Share your dilemmas and get honest opinions from other Mumsnetters.

"Well of course I was going to tell BF"

721 replies

WarwickDavisAsPlates · 06/04/2017 09:08

I originally wrote quite a long post detailing the entire situation and how this came up but it got too long.

So basically what I want to know is: if a friend told you something and said "but please don't tell anyone" would you think that included your OH?

OP posts:
WarwickDavisAsPlates · 06/04/2017 17:45

I don't know if any additional info on my friends will help but...

Ellie was my best friend in primary school.

When we moved up to secondary we were in different classes, I sat next to my new friend Rob.

Rob introduced me to his neighbour My DH when we were about 13/14

Sarah joined my maths class around the same time and we all started hanging out together.

Sarah's bf was known to us in college but didn't hang out with our group until a couple of years later when he started dating Sarah.

So maybe I feel extra awkward because I see them all (except Sarah's Bf who I don't know particularly well) as equal friends.

Ellie would not be happy for Sarah's Bf to know about her problems, I'm assuming a big reason she didn't want him to know was because he's friends with all of us as well.

OP posts:
BertrandRussell · 06/04/2017 17:46

"They might not get the same input so is the parking attendant at the hospital who knows my mum, duty bound to keep the fact that I visited a hospital secret?"

Back to those pesky ethics again, isn't it?

WarwickDavisAsPlates · 06/04/2017 17:46

Notcaryl 🙌🏾🙌🏾🙌🏾

OP posts:
WarwickDavisAsPlates · 06/04/2017 17:48

If I was a hospital parking attendant I wouldn't tell anyone who I saw coming or going. I'd assume it could be personal so wouldn't bring it up.

OP posts:
soapboxqueen · 06/04/2017 17:48

bertrand do you get a badge as the friendship police? Maybe a helicopter so you can get in there and demand people friendship in the same way you do.

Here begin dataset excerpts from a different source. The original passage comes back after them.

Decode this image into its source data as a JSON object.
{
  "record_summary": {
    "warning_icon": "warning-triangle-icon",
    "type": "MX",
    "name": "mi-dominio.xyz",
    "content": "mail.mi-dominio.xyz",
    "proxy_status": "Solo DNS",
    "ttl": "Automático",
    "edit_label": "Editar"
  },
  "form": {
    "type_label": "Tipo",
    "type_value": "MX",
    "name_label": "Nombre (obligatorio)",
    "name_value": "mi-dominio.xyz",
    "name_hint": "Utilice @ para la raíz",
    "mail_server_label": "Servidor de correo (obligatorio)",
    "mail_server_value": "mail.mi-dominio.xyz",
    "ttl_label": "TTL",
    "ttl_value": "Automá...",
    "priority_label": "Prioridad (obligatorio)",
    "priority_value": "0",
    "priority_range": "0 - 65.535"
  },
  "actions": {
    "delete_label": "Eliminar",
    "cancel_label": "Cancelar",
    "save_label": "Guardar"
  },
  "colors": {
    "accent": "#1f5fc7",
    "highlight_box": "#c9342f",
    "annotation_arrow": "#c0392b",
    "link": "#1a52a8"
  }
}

BertrandRussell · 06/04/2017 17:50

Nothing to do with friendship. All to do with understanding the meaning of the words "don't tell anyone".

MaidOfStars · 06/04/2017 17:51

is the parking attendant at the hospital who knows my mum, duty bound to keep the fact that I visited a hospital secret
Probably not contractually bound (I don't know for sure; although I guess there would be basic awareness, training and guidance on confidentiality in a hospital environment).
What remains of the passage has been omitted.